Queries: Do people accept mass deaths? Where’s the public anger? Would people be more outraged if a majority of 35,000+ (and possibly up to 60,000+) victims had been children or young adults, rather than aged pensioners? Or were they at the end of their lives anyway? And of no more use? Their deaths matter only to their family and friends. Indeed,some say, their pensions were an onerous burden on society.
6) Business people own the firms.
They say “Customers depend on us. If we don’t meet our committments to them, there’s no money for anybody”.
Comments: Staff are starting to understand the value of their labour as they take on board two points: i) the firm’s right to make money does not supersede their right to life and ii) without staff doing the work, no firm will make any money.
Society is recognizing that under-paid and under-valued occupations like bus, train and lorry drivers,hospital cleaners, delivery men, care home workers, supermarket staff and so forth are essential for the functioning of society. Their value and image are being reassessed by the public – but not salary-wise by the UK government.
The UK economy may not be saved anyway despite, or because of, current steps towards loosening lockdown restrictions. The Covid-19 virus is still spreading among the population and the test, trace and isolate strategy is as yet poorly developed and practically untried .

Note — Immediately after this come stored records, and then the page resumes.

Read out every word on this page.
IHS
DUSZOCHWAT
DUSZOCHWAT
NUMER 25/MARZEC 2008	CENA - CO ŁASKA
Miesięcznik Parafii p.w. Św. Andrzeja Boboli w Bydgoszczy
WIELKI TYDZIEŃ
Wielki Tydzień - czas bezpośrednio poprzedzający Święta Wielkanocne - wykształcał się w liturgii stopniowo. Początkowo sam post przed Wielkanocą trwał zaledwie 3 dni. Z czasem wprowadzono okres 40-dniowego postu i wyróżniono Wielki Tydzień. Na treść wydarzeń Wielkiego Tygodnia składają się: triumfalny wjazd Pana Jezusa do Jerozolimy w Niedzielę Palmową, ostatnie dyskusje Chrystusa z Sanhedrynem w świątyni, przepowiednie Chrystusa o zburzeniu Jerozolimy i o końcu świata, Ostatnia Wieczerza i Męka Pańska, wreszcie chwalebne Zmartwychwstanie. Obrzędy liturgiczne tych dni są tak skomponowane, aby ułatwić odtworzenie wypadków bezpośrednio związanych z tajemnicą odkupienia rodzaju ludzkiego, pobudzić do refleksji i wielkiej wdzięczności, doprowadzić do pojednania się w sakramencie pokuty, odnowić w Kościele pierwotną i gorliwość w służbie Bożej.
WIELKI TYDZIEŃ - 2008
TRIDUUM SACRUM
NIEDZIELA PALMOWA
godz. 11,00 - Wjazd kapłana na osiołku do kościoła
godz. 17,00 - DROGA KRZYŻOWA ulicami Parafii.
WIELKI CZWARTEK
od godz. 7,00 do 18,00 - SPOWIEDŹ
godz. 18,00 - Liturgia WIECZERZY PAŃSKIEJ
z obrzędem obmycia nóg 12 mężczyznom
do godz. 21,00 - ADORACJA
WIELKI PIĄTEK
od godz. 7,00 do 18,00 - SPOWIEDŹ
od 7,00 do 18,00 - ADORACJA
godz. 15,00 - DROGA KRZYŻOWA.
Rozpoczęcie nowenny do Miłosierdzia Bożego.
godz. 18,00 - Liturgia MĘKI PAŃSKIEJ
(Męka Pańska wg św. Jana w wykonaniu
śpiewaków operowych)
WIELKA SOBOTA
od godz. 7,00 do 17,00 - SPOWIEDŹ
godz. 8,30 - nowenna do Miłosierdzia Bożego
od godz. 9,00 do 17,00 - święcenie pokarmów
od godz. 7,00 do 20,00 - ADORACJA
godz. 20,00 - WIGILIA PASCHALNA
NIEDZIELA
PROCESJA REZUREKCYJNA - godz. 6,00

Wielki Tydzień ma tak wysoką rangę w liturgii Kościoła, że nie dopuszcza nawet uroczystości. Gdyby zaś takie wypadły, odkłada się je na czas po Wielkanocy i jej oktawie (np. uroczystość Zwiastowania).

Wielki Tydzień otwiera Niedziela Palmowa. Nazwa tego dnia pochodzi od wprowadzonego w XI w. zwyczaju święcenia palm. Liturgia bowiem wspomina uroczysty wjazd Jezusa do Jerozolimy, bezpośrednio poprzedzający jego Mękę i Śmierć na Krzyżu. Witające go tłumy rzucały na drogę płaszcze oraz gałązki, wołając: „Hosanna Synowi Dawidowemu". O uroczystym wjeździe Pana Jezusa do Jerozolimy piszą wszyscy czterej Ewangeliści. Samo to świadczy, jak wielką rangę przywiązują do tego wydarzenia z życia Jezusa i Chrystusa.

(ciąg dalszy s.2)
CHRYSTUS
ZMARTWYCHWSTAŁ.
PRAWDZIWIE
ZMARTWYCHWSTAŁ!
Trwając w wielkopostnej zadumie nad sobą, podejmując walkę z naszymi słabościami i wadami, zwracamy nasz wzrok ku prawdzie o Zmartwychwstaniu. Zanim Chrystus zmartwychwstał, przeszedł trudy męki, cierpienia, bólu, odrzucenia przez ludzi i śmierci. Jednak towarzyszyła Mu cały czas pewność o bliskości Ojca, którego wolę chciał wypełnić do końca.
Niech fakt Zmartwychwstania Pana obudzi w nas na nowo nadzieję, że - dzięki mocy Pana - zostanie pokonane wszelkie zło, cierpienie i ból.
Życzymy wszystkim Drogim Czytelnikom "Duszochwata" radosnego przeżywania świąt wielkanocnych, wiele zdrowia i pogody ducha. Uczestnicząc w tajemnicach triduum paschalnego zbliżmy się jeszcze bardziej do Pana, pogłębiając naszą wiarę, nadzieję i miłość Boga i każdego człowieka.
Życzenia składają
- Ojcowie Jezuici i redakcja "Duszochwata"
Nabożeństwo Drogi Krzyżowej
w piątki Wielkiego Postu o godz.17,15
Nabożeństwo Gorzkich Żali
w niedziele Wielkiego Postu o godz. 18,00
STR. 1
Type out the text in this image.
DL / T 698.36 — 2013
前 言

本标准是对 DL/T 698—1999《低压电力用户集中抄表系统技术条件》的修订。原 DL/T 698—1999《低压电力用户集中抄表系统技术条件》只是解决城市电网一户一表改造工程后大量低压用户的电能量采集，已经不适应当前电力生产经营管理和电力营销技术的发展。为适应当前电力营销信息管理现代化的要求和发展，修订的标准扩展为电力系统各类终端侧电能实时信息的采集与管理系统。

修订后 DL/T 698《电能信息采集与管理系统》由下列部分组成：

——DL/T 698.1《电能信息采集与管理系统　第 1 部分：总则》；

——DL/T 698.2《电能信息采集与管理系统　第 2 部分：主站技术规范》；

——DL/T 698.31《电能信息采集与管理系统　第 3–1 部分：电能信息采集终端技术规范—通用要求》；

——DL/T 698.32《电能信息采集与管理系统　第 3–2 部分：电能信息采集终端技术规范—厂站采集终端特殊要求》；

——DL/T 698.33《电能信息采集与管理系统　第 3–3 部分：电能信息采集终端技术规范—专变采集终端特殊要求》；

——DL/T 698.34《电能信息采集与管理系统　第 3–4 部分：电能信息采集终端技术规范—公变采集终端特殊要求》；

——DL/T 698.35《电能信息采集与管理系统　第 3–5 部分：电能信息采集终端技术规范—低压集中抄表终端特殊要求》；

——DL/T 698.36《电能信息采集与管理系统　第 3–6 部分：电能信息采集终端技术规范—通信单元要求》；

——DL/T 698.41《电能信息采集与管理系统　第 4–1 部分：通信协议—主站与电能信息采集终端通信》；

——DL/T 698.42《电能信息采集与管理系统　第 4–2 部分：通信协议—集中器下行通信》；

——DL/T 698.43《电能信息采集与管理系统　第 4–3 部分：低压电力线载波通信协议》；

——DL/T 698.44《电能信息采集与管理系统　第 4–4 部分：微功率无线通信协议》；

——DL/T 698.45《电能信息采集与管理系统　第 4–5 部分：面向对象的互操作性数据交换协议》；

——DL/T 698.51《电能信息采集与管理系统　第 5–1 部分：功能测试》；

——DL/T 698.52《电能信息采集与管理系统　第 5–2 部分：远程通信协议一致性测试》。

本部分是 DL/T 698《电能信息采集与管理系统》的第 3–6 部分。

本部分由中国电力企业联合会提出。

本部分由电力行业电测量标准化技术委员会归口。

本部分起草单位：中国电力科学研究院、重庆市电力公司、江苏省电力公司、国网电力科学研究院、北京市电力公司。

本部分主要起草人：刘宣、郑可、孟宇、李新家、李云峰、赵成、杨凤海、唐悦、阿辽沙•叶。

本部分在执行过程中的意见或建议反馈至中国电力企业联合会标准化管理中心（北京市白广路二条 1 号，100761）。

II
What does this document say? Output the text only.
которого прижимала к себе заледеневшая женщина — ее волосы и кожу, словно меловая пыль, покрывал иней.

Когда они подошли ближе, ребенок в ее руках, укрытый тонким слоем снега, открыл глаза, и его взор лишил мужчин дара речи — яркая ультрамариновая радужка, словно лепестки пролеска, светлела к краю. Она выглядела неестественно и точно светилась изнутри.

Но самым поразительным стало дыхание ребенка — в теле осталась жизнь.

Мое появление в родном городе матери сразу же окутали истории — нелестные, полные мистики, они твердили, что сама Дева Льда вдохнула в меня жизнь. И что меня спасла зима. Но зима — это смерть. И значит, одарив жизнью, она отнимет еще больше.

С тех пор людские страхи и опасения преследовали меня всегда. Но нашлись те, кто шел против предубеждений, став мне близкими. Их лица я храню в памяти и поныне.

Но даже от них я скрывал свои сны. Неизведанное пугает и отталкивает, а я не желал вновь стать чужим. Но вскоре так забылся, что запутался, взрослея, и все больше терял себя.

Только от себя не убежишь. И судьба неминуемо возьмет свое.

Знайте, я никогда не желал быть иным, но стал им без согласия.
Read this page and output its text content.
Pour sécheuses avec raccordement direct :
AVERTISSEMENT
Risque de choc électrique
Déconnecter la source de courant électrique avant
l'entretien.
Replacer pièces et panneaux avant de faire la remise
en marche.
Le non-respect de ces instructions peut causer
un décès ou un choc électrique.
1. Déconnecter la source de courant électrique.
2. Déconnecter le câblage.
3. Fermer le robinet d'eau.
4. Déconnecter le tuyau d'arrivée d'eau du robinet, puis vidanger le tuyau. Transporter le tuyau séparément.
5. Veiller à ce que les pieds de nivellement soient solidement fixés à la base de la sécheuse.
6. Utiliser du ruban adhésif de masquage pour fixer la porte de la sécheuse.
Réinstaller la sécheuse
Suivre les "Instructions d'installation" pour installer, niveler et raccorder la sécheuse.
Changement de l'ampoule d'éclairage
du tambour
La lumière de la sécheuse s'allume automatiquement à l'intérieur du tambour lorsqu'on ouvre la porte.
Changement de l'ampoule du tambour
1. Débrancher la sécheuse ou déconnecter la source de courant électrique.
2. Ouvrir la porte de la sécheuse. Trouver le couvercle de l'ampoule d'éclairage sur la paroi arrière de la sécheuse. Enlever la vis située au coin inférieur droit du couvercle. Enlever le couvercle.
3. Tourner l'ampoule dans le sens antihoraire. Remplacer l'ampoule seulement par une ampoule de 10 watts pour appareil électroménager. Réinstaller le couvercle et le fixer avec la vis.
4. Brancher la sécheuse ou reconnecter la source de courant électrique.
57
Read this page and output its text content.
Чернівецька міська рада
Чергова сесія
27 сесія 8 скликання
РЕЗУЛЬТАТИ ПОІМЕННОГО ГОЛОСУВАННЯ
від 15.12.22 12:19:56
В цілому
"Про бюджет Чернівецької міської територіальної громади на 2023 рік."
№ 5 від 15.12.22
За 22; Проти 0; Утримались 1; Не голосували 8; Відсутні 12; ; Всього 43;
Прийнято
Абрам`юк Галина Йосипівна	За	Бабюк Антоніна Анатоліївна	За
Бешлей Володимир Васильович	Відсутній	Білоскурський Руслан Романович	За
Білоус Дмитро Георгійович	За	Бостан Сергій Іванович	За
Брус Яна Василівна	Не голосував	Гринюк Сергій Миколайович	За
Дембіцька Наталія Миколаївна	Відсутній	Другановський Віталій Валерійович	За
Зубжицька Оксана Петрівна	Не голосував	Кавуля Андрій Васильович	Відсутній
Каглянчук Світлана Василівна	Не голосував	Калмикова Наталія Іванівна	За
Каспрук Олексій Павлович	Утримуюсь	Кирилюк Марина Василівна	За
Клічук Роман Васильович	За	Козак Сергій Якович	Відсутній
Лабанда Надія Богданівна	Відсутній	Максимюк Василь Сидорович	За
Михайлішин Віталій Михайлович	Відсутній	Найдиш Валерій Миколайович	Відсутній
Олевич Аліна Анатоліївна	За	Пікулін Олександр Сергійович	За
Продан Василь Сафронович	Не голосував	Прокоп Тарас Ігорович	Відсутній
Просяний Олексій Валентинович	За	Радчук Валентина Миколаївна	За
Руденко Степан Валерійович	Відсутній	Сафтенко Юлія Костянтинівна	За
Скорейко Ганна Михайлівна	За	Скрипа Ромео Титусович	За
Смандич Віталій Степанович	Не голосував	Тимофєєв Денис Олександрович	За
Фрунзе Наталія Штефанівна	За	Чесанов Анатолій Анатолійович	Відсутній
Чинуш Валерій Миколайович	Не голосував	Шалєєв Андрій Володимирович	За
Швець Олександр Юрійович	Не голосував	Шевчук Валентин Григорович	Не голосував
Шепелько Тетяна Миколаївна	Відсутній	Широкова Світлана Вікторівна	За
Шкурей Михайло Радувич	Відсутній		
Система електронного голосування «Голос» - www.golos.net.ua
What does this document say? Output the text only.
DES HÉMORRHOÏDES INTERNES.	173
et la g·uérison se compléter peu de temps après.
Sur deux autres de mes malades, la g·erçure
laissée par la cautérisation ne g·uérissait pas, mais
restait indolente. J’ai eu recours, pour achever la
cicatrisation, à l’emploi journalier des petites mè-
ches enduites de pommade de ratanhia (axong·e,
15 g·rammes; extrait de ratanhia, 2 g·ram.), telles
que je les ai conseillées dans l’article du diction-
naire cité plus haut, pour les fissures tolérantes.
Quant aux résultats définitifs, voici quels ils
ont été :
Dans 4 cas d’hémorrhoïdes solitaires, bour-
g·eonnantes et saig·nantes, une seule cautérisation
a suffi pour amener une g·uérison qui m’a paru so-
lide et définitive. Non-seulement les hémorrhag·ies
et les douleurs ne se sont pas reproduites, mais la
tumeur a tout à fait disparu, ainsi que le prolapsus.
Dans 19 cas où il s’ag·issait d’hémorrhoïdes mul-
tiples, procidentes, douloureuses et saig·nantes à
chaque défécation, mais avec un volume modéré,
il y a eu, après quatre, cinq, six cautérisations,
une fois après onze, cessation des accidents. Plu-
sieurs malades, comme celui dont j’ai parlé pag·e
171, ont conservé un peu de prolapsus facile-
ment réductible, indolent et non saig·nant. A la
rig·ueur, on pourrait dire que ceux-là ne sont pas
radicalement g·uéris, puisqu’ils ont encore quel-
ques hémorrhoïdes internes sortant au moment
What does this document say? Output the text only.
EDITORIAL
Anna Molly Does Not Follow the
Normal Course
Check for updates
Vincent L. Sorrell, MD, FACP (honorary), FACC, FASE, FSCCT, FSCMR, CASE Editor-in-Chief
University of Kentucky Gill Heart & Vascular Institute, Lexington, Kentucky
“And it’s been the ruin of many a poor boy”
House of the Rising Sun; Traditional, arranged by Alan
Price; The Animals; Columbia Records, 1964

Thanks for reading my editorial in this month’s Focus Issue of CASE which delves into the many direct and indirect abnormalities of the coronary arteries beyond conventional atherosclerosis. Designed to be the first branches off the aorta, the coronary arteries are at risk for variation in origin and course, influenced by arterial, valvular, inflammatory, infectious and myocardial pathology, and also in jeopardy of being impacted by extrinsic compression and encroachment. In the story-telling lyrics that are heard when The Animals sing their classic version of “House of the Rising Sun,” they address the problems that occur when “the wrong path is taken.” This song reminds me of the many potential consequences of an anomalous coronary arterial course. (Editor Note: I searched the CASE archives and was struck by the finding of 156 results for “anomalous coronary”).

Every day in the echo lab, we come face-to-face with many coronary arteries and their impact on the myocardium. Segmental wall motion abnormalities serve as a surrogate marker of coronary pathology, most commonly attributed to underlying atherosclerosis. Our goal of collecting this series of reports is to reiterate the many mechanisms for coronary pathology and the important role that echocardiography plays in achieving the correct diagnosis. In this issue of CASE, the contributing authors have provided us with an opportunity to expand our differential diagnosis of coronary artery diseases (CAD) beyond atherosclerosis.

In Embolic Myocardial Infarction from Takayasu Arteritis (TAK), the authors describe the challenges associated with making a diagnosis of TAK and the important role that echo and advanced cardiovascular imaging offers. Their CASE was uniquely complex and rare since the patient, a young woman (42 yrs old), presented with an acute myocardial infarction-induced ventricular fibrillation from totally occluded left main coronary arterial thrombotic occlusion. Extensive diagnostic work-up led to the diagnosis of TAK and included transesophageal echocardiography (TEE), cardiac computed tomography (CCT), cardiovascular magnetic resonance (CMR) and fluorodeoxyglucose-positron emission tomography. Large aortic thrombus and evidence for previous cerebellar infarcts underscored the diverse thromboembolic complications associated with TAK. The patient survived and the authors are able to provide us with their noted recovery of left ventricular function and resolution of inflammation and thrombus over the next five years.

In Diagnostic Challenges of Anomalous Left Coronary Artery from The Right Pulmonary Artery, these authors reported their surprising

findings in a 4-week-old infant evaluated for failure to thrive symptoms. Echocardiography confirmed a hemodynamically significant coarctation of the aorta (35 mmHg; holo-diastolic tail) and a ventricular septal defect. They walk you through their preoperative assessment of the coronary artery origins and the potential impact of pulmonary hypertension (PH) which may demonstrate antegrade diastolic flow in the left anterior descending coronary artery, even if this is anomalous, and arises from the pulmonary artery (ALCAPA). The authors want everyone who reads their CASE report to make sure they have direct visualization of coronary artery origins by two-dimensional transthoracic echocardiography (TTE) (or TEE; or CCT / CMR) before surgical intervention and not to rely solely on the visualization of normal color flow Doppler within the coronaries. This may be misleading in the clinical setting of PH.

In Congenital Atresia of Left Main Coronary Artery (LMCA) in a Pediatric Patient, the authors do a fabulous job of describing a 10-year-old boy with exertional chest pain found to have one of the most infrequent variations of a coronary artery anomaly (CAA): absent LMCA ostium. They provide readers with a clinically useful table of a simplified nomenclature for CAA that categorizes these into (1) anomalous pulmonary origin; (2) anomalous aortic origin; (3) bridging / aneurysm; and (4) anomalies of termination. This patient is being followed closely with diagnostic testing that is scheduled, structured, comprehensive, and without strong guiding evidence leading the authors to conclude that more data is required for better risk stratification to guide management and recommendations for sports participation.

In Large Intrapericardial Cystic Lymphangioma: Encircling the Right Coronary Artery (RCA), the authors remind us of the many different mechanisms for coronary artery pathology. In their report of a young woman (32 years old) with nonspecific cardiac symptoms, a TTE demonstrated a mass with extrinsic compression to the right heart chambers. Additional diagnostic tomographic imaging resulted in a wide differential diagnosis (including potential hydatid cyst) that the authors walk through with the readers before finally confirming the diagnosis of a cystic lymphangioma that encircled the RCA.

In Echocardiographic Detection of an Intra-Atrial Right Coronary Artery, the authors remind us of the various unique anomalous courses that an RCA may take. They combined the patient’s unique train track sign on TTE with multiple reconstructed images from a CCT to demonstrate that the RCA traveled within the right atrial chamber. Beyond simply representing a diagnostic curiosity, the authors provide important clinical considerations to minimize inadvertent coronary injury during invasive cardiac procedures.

Until people are convinced they are safe, a lot of them won’t risk visiting shopping centres, using public transport, flying or gathering in large crowds at matches and concerts. If they decide the risk of infection is too high, many non-essential businesses like shops, cafès, nail and eyebrow bars and various other services won’t see enough customers to offset the costs of opening and setting up anti-Covid-19 protection systems. Owners will lose less by staying shut, particularly if they operate on thin profit margins at the best of times.
Finally, loosening lockdown restrictions before the epidemic is under control, as the UK government appears to be doing, could well lead to a second wave of Covid-19 infections. When a lot of workers are sick in this second wave, manufacturers and service industries will close because they cannot operate without labour.